FAA proposes $3.1 million fine for Boeing safety violations
Published in Business News
The Federal Aviation Administration proposed Friday fining Boeing $3.1 million for safety violations in the months leading up to the Alaska Airlines 737 MAX panel blowout last year.
The regulator said it “identified hundreds of quality system violations” at the manufacturer’s Renton factory and its supplier Spirit AeroSystems between September 2023 and February 2024.
That September, a fuselage made its way through Spirit’s Wichita, Kansas, factory, where workers construct the 737 MAX fuselages before shipping the structures to Boeing’s Renton plant for final assembly.
In January 2024, a panel flew off that fuselage midflight, leaving a gaping hole in the side of the plane.
The FAA did not provide more detail Friday on the quality system violations it found in Boeing’s operations during that time period.
The regulator said Boeing presented two un-airworthy aircraft to the FAA for airworthiness certificates and failed to follow its quality system.
Additionally, the FAA said Boeing interfered with a safety program designed to let certain Boeing employees help FAA workers maintain oversight of the manufacturer.
Boeing’s involvement with the program — called Organization Designation Authorization, or ODA — has been heavily scrutinized in the past, with FAA-deputized Boeing employees reporting that they felt pressured to act in the interest of their employer and feared retaliation if they raised safety concerns.
The FAA said Friday that a Boeing employee who was not involved in the ODA program pressured an ODA worker to sign off on a 737 MAX airplane so Boeing could meet its delivery schedule, even though the ODA worker had determined the aircraft did not comply with standards.
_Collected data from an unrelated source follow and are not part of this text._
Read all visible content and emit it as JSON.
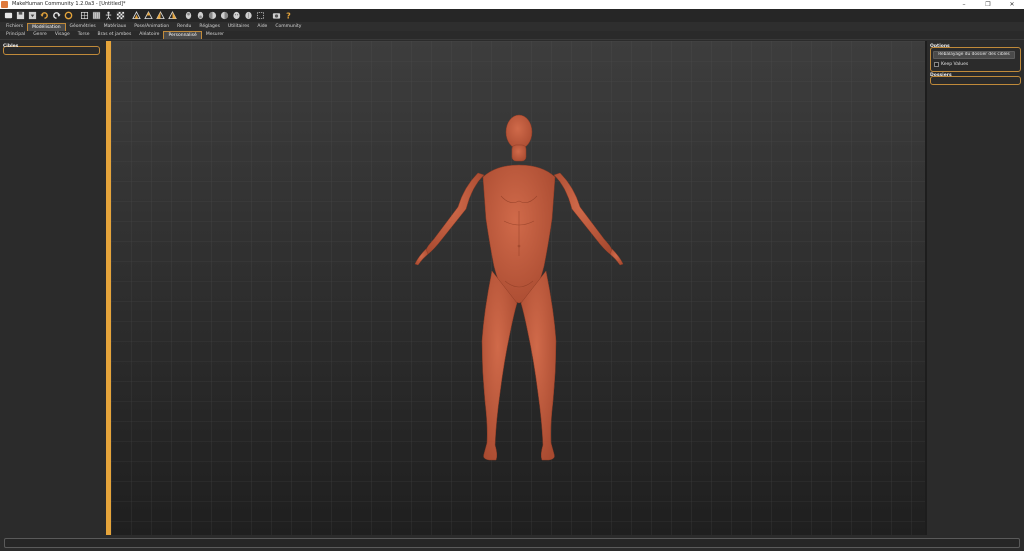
{
  "window": {
    "title": "MakeHuman Community 1.2.0a3 - [Untitled]*",
    "minimize": "–",
    "maximize": "❐",
    "close": "✕"
  },
  "toolbar": {
    "icons": [
      "window-icon",
      "save-icon",
      "load-icon",
      "undo-icon",
      "redo-icon",
      "reset-icon",
      "wireframe-icon",
      "pose-icon",
      "skeleton-icon",
      "checker-icon",
      "front-view-icon",
      "back-view-icon",
      "side-view-icon",
      "left-view-icon",
      "top-view-icon",
      "bottom-view-icon",
      "persp-icon",
      "global-view-icon",
      "face-view-icon",
      "grid-icon",
      "screenshot-icon",
      "help-icon"
    ]
  },
  "main_tabs": [
    "Fichiers",
    "Modélisation",
    "Géométries",
    "Matériaux",
    "Pose/Animation",
    "Rendu",
    "Réglages",
    "Utilitaires",
    "Aide",
    "Community"
  ],
  "main_tabs_active": "Modélisation",
  "sub_tabs": [
    "Principal",
    "Genre",
    "Visage",
    "Torse",
    "Bras et jambes",
    "Aléatoire",
    "Personnalisé",
    "Mesurer"
  ],
  "sub_tabs_active": "Personnalisé",
  "left_panel": {
    "cibles_title": "Cibles"
  },
  "right_panel": {
    "options_title": "Options",
    "rescan_button": "Rebalayage du dossier des cibles",
    "keep_values_label": "Keep Values",
    "keep_values_checked": false,
    "dossiers_title": "Dossiers"
  },
  "colors": {
    "accent": "#e5a43b",
    "skin": "#c45a3c",
    "panel_bg": "#2b2b2b"
  }
}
In response to the FAA’s proposed fine, Boeing said Friday in a statement, “We regret the January 2024 … accident and continue to work on strengthening our safety culture and improving first-time quality and accountability across our operations.”
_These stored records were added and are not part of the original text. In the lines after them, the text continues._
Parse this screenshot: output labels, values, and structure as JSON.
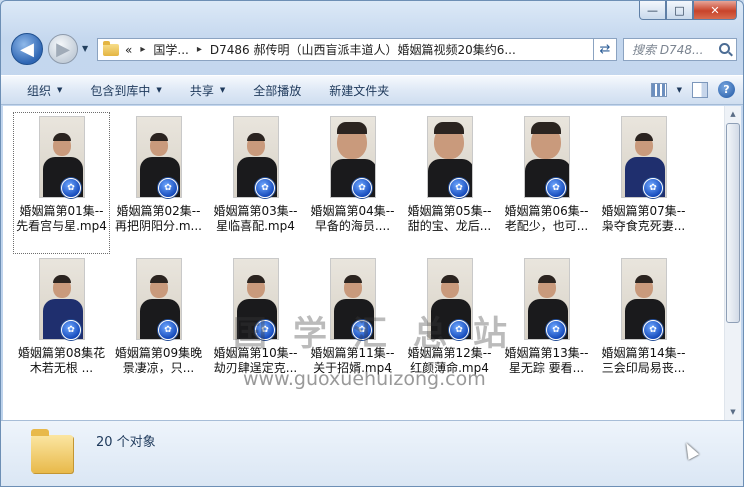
{
  "window": {
    "buttons": {
      "minimize": "—",
      "maximize": "□",
      "close": "✕"
    }
  },
  "nav": {
    "back_glyph": "◀",
    "forward_glyph": "▶",
    "breadcrumb": [
      "«",
      "国学...",
      "D7486 郝传明（山西盲派丰道人）婚姻篇视频20集约6..."
    ],
    "search_placeholder": "搜索 D748..."
  },
  "toolbar": {
    "items": [
      "组织",
      "包含到库中",
      "共享",
      "全部播放",
      "新建文件夹"
    ]
  },
  "files": [
    {
      "label": "婚姻篇第01集--先看宫与星.mp4",
      "thumb": "dark"
    },
    {
      "label": "婚姻篇第02集--再把阴阳分.m...",
      "thumb": "dark"
    },
    {
      "label": "婚姻篇第03集--星临喜配.mp4",
      "thumb": "dark"
    },
    {
      "label": "婚姻篇第04集--早备的海员....",
      "thumb": "close"
    },
    {
      "label": "婚姻篇第05集--甜的宝、龙后...",
      "thumb": "close"
    },
    {
      "label": "婚姻篇第06集--老配少，也可...",
      "thumb": "close"
    },
    {
      "label": "婚姻篇第07集--枭夺食克死妻...",
      "thumb": "blue"
    },
    {
      "label": "婚姻篇第08集花木若无根 ...",
      "thumb": "blue"
    },
    {
      "label": "婚姻篇第09集晚景凄凉，只...",
      "thumb": "dark"
    },
    {
      "label": "婚姻篇第10集--劫刃肆逞定克...",
      "thumb": "dark"
    },
    {
      "label": "婚姻篇第11集--关于招婿.mp4",
      "thumb": "dark"
    },
    {
      "label": "婚姻篇第12集--红颜薄命.mp4",
      "thumb": "dark"
    },
    {
      "label": "婚姻篇第13集--星无踪 要看...",
      "thumb": "dark"
    },
    {
      "label": "婚姻篇第14集--三会印局易丧...",
      "thumb": "dark"
    }
  ],
  "watermark": {
    "text": "国学汇总站",
    "url": "www.guoxuehuizong.com"
  },
  "details": {
    "count": "20 个对象"
  }
}
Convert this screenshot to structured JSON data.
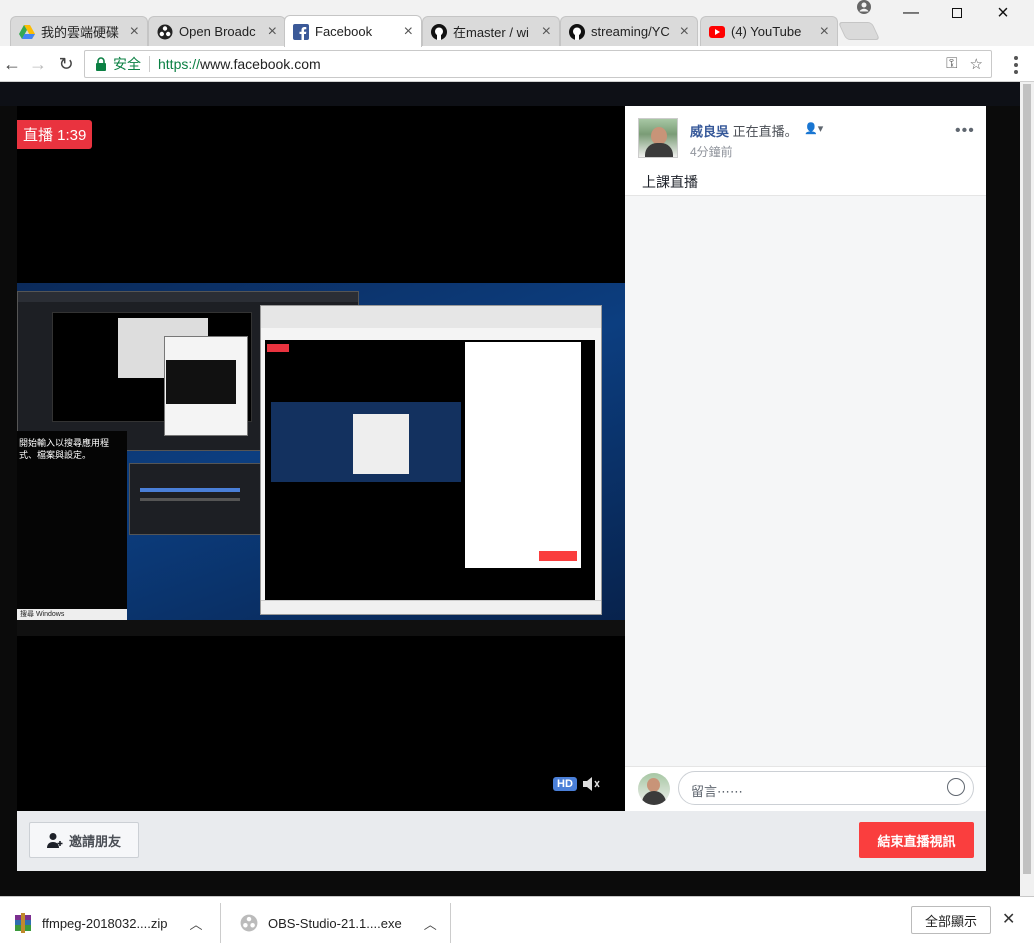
{
  "browser": {
    "tabs": [
      {
        "title": "我的雲端硬碟",
        "icon": "google-drive-icon"
      },
      {
        "title": "Open Broadc",
        "icon": "obs-icon"
      },
      {
        "title": "Facebook",
        "icon": "facebook-icon",
        "active": true
      },
      {
        "title": "在master / wi",
        "icon": "github-icon"
      },
      {
        "title": "streaming/YC",
        "icon": "github-icon"
      },
      {
        "title": "(4) YouTube",
        "icon": "youtube-icon"
      }
    ],
    "secure_label": "安全",
    "url_scheme": "https://",
    "url_host": "www.facebook.com"
  },
  "live": {
    "badge": "直播 1:39",
    "hd": "HD",
    "screen_note": "開始輸入以搜尋應用程式、檔案與設定。",
    "screen_search": "搜尋 Windows"
  },
  "post": {
    "author": "威良吳",
    "status": "正在直播。",
    "time": "4分鐘前",
    "text": "上課直播"
  },
  "comment": {
    "placeholder": "留言⋯⋯"
  },
  "actions": {
    "invite": "邀請朋友",
    "end_live": "結束直播視訊"
  },
  "downloads": [
    {
      "name": "ffmpeg-2018032....zip"
    },
    {
      "name": "OBS-Studio-21.1....exe"
    }
  ],
  "shelf": {
    "show_all": "全部顯示"
  },
  "colors": {
    "live_red": "#e9333f",
    "end_button": "#fa3e3e",
    "fb_link": "#365899",
    "secure_green": "#0b8043"
  }
}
The company has spent the months since the panel blowout designing and implementing a safety and quality plan, including key performance metrics to gauge the quality of its airplanes as they move through the factory.
“Our team continues to implement these improvements, such as investing in workforce training, strengthening production system compliance and encouraging employees to speak up,” Boeing said in its statement.
Spirit did not respond to a request for comment.
As part of Boeing’s plan to improve quality and safety, it will bring Spirit back into its fold, roughly 20 years after spinning it out. The acquisition is still pending regulatory approval but both companies expect it will be finalized this year.
Boeing has 30 days to respond to the FAA, the agency said.
The FAA said Friday it “utilized its maximum statutory civil penalty authority.” Still, the $3.1 million fine is minor compared to Boeing’s $22.8 billion in revenue in the most recent fiscal quarter. Overall, Boeing reported a net loss of $612 million, or 92 cents per share, for the three months from April to June.
The fine is also smaller than previous penalties issued by the FAA, including a $17 million fine issued in 2021 for 737 production mistakes and a $12 million fine issued in 2015 for a pattern of falsified paperwork.
William Alderman, founding partner of the aerospace and defense financial firm Alderman and Co., said the fine won’t have a material impact on Boeing’s earnings or free cash flow.
He called it a “gentle slap on the wrist” that acts as a reminder to Boeing that the FAA is paying attention.
Boeing is “already in a different place” than it was in September 2023, Alderman said. “Not fixed, not great, a long way to go, but the problems of 12 months ago … I think they’re in the rearview mirror.”
Scott Hamilton, an analyst with the aerospace and consulting firm Leeham News, interpreted the FAA’s fine differently.
To him, the fact that the FAA again mentioned pressure on Boeing’s ODA program, after years of the company saying it would change the system, made him think Boeing’s efforts in the wake of two fatal 737 MAX crashes six years ago were more “smoke and mirrors than substance.”
“Despite all the fancy rhetoric Boeing had,” Hamilton said, the FAA indicated the same problems persisted and may have contributed to the panel blowout years later.